Viernes, 18 de diciembre En el último día del festival, acudo a la sesión matutina aunque sus tres horas están dedicadas a un simposio sobre el previsible tema de «Literatura y enfermedad», en serbio y sin traducción. Regreso al hotel, donde almuerzo y me echo una breve siesta para acudir a la sesión de tarde, donde se producirá la entrega del premio. De algún modo, yo había entendido que había primero una lectura poética y después el fallo, y cuando salgo de mi habitación, la chica de la recepción, una alta y esbelta morena de Subotica –la ciudad del novelista Danilo Kiš– me avisa de que han llamado del festival preguntando por mí y que debo darme prisa. Así hago, y cuando llego me reciben caras algo largas, pues la violinista no podía empezar su concierto antes de que nos sentáramos todos los poetas. Con todo, y tras la lectura de tres poetas serbios (Milica Drndarevic, Benedek Mikós y Dragan Jovanovic Danilov), una búlgara (Levena Filcheva) y una polaca (Krystyna Lenkowska), se anuncia que el galardonado extranjero de ese año es un servidor, algo que ya iba intuyendo pero de lo que no estaba seguro. Recojo el diploma, en serbio e inglés, bellamente encuadernado en piel y agradezco la distinción, que es la primera que recibo como poeta, en un breve discurso improvisado que va traduciendo Duška Radivojevic, la encargada de entrevistarme el primer día y, lo que es mucho más difícil y le agradezco más encarecidamente, de traducir algunos de mis poemas.

Como la tarde anterior, caminamos después con parsimonia hacia el hotel. Mientras Jovan se queda algo rezagado con los otros poetas, yo camino a paso más rápido con Duška, con un amplio conocimiento de las literaturas hispánicas y que dejó la enseñanza del español, que se le hacía monótona y repetitiva, para dedicarse solo a la traducción, aunque ello la obligue a traducir las novelas policiacas de Eva García Sáenz de Urturi, que está teniendo bastante éxito en los países de Europa del Este. Por suerte, también ha tenido la ocasión de traducir a Juan Rulfo o José Ortega y Gasset. Duška, que estudió Español en la Universidad de Belgrado, me da una imagen de Novi Sad totalmente desmitificada. Lo de que sea la «Atenas serbia» es una milonga, pues Belgrado, culturalmente, está a años luz de su ciudad natal, que considera bastante provinciana por mucho que vaya a ser capital cultural europea en 2021.

Sobre las siete de la tarde cada mochuelo regresa a su olivo, y yo me quedo solo, en la habitación del hotel, con una cena fría, y mi diploma de premiado. Mi manera de celebrarlo será ir a correr

una última vez a orillas del Danubio, cruzando el río por el llamado «puente Arcoiris» por la iluminación que hoy, con tristeza pandémica, está apagada, lo que, por otra parte, dota de mayor misterio a la fortaleza de Petrovaradin, que oficialmente ya no es Novi Sad. Al cruzar el Danubio, simbólicamente, estoy al otro lado, pues para los austriacos y húngaros, a esta orilla ya terminaba Europa y comenzaba el magma eslavo amalgamado con lo turco. Cuando vuelva a España, despertado el apetito por la literatura serbia, me zambulliré en la obra de Danilo Kiš, hijo de un judío húngaro y una montenegrina, que vivió en Novi Sad y que muy pronto se inmunizó contra los virus nacionalistas.

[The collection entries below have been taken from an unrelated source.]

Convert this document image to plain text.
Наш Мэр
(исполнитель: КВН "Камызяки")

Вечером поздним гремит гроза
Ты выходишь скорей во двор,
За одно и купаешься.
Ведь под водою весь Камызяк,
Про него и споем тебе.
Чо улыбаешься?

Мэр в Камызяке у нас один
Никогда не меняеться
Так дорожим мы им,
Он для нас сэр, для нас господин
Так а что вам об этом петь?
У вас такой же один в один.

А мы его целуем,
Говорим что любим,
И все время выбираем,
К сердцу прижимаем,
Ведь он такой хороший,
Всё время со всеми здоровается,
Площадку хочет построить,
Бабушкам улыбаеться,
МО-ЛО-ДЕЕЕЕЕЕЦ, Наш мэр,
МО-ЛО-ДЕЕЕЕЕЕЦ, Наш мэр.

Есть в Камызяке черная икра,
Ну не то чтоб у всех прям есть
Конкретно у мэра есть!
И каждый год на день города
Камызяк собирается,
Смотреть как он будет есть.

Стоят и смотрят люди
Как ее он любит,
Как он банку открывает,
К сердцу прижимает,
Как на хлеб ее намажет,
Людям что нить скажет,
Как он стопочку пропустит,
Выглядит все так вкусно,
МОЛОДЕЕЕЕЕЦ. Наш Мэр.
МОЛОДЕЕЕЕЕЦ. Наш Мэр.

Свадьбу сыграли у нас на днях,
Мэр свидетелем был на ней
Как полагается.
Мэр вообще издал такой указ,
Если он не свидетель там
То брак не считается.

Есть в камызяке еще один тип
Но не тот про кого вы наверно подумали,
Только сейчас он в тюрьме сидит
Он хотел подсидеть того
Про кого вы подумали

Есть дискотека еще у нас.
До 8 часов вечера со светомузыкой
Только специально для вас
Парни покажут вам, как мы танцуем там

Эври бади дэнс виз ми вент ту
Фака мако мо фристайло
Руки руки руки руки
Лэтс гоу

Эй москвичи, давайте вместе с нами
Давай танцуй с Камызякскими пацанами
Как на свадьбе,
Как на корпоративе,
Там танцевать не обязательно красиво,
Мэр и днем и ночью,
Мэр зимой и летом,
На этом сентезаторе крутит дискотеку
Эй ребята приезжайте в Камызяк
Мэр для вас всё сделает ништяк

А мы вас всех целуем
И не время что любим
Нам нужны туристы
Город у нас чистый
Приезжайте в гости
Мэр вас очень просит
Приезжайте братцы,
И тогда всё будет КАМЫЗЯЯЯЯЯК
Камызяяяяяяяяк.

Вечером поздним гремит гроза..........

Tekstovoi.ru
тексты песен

Escribiendo en Serbia en 1986, Magris veía al «mosaico yugoslavo» como, paradójicamente, el más fiel sucesor del Imperio austrohúngaro y afirmaba que «su solidez es necesaria para el equilibrio europeo y su eventual disgregación sería ruinosa para este, como la de la doble monarquía lo fue para el mundo de ayer». Mi solidaridad con las víctimas de Sarajevo o Srebrenica, asesinadas por la vesania nacionalista serbia, no obsta para mi convicción de que cuando la OTAN bombardeó los puentes de Novi Sad estaba sepultando la posibilidad de una Europa más equilibrada, aunque fuera en un equilibrio precario. Una Yugoslavia unida y próspera, integrada en la Unión Europea, hubiera sido un contrapeso en el sudeste y una garantía de una mayor armonía con el norte, así como un ejemplo de convivencia que disuadiera a los nacionalismos de otros lugares. No sé si estamos a tiempo de crear una Europa que integre a serbios o bosnios, que no gire solo en torno al eje Bruselas-Berlín, y en la cual no haya pueblos que sean sus metecos o réprobos.